Non mancano le critiche. Jason Fletcher ed Etan Cohen-Cole, in un email di risposta allo studio di Cacappio inviato al Washington Post, hanno sottolineato che questo tipo di effetti “social network” si trovano facilmente se certe variabili ambientali non vengono controllate adeguatamente in fase sperimentale. I due, in uno studio pubblicato sul British Medical Journal, hanno trovato per esempio che l’acne, il mal di testa e persino l’altezza possono mostrare un andamento virale della diffusione, ma se i fattori ambientali vengono controllati correttamente gli effetti perdono di significatività.

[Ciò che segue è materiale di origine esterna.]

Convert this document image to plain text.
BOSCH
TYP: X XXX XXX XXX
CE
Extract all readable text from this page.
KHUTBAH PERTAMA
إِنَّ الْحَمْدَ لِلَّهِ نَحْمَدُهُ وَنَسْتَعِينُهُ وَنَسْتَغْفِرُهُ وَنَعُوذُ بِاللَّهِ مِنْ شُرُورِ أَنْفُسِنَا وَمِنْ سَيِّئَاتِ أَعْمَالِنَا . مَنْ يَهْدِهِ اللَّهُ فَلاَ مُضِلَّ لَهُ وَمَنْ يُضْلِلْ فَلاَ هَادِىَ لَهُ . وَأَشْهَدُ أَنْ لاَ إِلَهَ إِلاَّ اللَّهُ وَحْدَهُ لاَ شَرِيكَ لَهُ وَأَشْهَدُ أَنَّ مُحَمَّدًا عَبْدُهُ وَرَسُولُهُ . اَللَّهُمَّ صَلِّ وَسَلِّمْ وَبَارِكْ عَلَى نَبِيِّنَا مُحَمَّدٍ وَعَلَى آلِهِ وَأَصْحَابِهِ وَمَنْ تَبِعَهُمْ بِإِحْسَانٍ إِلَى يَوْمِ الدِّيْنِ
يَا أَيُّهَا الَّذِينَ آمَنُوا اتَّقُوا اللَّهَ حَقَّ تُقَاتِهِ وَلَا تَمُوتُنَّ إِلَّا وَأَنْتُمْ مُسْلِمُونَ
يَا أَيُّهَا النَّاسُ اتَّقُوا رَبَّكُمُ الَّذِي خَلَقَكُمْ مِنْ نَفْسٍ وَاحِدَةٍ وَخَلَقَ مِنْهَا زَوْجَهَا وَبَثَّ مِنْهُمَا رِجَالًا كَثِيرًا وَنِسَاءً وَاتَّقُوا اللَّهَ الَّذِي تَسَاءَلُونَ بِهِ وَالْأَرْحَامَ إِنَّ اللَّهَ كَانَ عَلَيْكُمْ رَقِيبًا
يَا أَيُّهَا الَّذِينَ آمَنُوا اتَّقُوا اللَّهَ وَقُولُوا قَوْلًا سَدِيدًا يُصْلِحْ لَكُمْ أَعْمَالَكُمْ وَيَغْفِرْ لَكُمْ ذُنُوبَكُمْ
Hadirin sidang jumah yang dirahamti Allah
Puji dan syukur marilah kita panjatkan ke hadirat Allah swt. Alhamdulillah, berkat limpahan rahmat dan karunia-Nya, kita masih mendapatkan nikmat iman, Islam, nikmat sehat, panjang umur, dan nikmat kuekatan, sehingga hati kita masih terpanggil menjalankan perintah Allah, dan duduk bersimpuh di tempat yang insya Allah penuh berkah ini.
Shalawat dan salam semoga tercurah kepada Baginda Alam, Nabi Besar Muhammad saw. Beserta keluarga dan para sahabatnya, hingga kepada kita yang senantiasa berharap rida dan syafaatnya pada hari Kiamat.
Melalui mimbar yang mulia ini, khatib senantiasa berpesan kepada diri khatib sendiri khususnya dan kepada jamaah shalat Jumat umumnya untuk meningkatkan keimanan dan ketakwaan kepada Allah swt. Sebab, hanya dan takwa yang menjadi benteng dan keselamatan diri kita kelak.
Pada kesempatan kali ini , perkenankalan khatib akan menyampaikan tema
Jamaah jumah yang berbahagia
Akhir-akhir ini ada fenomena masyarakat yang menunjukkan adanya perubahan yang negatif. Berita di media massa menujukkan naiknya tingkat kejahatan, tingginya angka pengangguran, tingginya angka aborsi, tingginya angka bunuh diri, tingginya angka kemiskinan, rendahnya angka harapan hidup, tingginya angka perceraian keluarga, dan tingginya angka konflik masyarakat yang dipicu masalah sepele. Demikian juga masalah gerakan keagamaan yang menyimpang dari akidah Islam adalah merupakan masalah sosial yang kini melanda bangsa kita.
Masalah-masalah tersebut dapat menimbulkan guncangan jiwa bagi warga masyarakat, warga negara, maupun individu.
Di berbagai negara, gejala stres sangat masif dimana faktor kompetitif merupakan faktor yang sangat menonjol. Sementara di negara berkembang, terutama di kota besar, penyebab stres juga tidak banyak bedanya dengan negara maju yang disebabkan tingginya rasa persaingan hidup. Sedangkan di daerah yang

Cacappio difende il metodo statistico usato nel suo studio. Se anche i suoi risultati possono apparire estremi e forse qui e lì un po’ ingenui, allo scienziato va il merito di aver sottolineato che “nessun uomo è un’isola” e che certi fenomeni che interessano l’individuo andrebbero studiati tenendo conto del tessuto sociale in cui è immerso.

Federica Sgorbissa
Federica Sgorbissa è laureata in Psicologia con un dottorato in percezione visiva ottenuto all'Università di Trieste. Dopo l'università, ha ottenuto il Master in comunicazione della scienza della SISSA di Trieste. Da qui varie esperienze lavorative, fra le quali addetta all'ufficio comunicazione del science centre Immaginario Scientifico di Trieste e oggi nell'area comunicazione di SISSA Medialab. Come giornalista free lance collabora con alcune testate come Le Scienze e Mente & Cervello.

3 Commenti

  1. Mi chiedo perché la solitudine dovrebbe essere ritenuta una “malattia”? Non vedo inoltre la necessaria relazione tra i problemi cardiaci e la solitudine. Magari è evidente che nei soggetti cardiopatici, la solitudine ha una rilevanza psicologica. Avere un infarto ed essere soli è un bel guaio.

  2. Sono l’ansia e le paure le vere malattie contagiose che portano il singolo alla depressione e alla solitudine.
    La solitudine è solo un campanello di allarme che può servire a scoprire la vera malattia.

  3. Queste osservazioni vanno nello stesso senso di quelle fatte da Chris Frith e riportate in “Inventare la mente, come il cervello crea la mente” (Raffaello Cortina) p. 214. Secondo me, dimostrano che la sintonia affettiva (forma di “imitazione affettiva” tra bambino e madre, descritta da Daniel Stern, non scompare con lo sviluppo ed il linguaggio ma si ripropone ogni qualvolta siamo in compagnia di qualcuno, condizionando in modo sensibile il nostro atteggiamento o i nostri comportamenti.